Frank Buckles, last surviving participant of WW1, passed away Sunday. 



> http://www.nytimes.com/2011/03/01/us/01buckles.html?partner=rss&emc=rss
> 
> Frank Buckles, who drove an Army ambulance in France in 1918 and came to symbolize a generation of embattled young Americans as the last of the World War I doughboys, died Sunday at his home in Charles Town, W. Va. He was 110.
> 
> ...


----------



## Thorlifter (Feb 28, 2011)

RIP Mr. Buckles.


----------



## evangilder (Feb 28, 2011)

RIP


----------



## rochie (Feb 28, 2011)

RIP Sir


----------



## syscom3 (Feb 28, 2011)

RIP SIR!

The things and experiences he was a part of for 110 years is amazing.


----------



## Gnomey (Feb 28, 2011)

RIP.


----------



## DerAdlerIstGelandet (Feb 28, 2011)

Rest in Peace and thanks from a greatfull nation!


----------



## Trebor (Feb 28, 2011)

holy.....110 that is one full life


----------



## Smoke (Feb 28, 2011)

Rest in peace Mr. Buckles.


----------



## mikewint (Feb 28, 2011)

Sleep in peace, comrades dear,
God is near.


----------



## v2 (Feb 28, 2011)




----------



## Aaron Brooks Wolters (Feb 28, 2011)

RIP sir.


----------



## Pong (Mar 1, 2011)

Sad to see no more Great War veterans, and its just depressing to think that the number of WW2 veterans is decreasing.

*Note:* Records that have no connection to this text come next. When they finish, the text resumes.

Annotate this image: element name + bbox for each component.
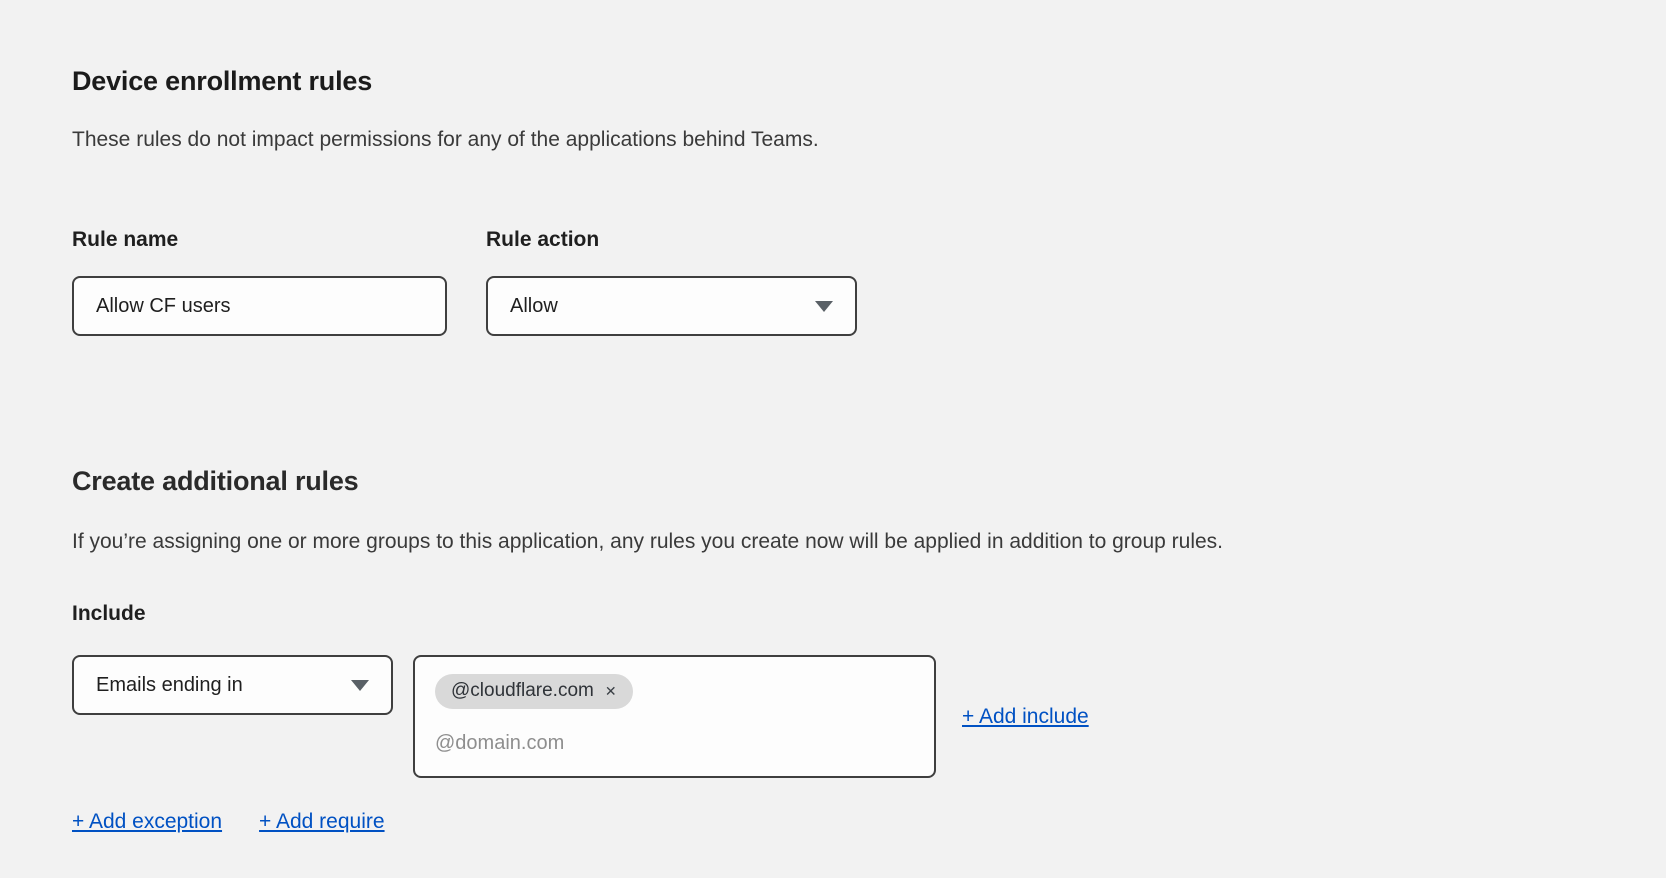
additional-rules-title: Create additional rules [72, 466, 358, 497]
device-enrollment-page: Device enrollment rules These rules do n… [0, 0, 1666, 878]
rule-links-row: + Add exception + Add require [72, 810, 385, 834]
rule-name-input[interactable] [72, 276, 447, 336]
rule-action-select[interactable]: Allow [486, 276, 857, 336]
tag-chip-label: @cloudflare.com [451, 680, 594, 702]
include-label: Include [72, 602, 146, 626]
include-selector-select[interactable]: Emails ending in [72, 655, 393, 715]
add-exception-link[interactable]: + Add exception [72, 810, 222, 834]
page-subtitle: These rules do not impact permissions fo… [72, 128, 819, 152]
chevron-down-icon [815, 301, 833, 312]
domain-entry-input[interactable] [435, 732, 855, 755]
chevron-down-icon [351, 680, 369, 691]
additional-rules-subtitle: If you’re assigning one or more groups t… [72, 530, 1223, 554]
rule-action-label: Rule action [486, 228, 599, 252]
email-domains-tag-input[interactable]: @cloudflare.com ✕ [413, 655, 936, 778]
rule-name-label: Rule name [72, 228, 178, 252]
tag-chip: @cloudflare.com ✕ [435, 674, 633, 709]
add-require-link[interactable]: + Add require [259, 810, 385, 834]
add-include-link[interactable]: + Add include [962, 705, 1089, 729]
page-title: Device enrollment rules [72, 66, 372, 97]
remove-tag-button[interactable]: ✕ [605, 684, 617, 698]
include-selector-selected-value: Emails ending in [96, 674, 243, 697]
rule-action-selected-value: Allow [510, 295, 558, 318]
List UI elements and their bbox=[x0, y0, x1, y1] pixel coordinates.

A salute to you, Frank, and to all the great men and women who served during the Great War.


----------



## RabidAlien (Mar 1, 2011)

I may have misspoken, I know Mr. Buckles was the last AMERICAN Great War survivor, I'm not sure if the other two are still alive.


----------



## wheelsup_cavu (Mar 1, 2011)

The last of my Grandfather's doughboy _buddies_ has finally joined him.
RIP






Wheels


----------



## Catch22 (Mar 1, 2011)




----------



## Wayne Little (Mar 2, 2011)

RIP Mr. Buckles....


----------



## Wildcat (Mar 3, 2011)

RabidAlien said:


> I may have misspoken, I know Mr. Buckles was the last AMERICAN Great War survivor, I'm not sure if the other two are still alive.


 
Reading this article (dated yesterday) at least one still is.
Last WWI combatant to mark 110th birthday - Yahoo! News


----------



## Vassili Zaitzev (Mar 3, 2011)




----------



## Marcel (Mar 4, 2011)

One left...


----------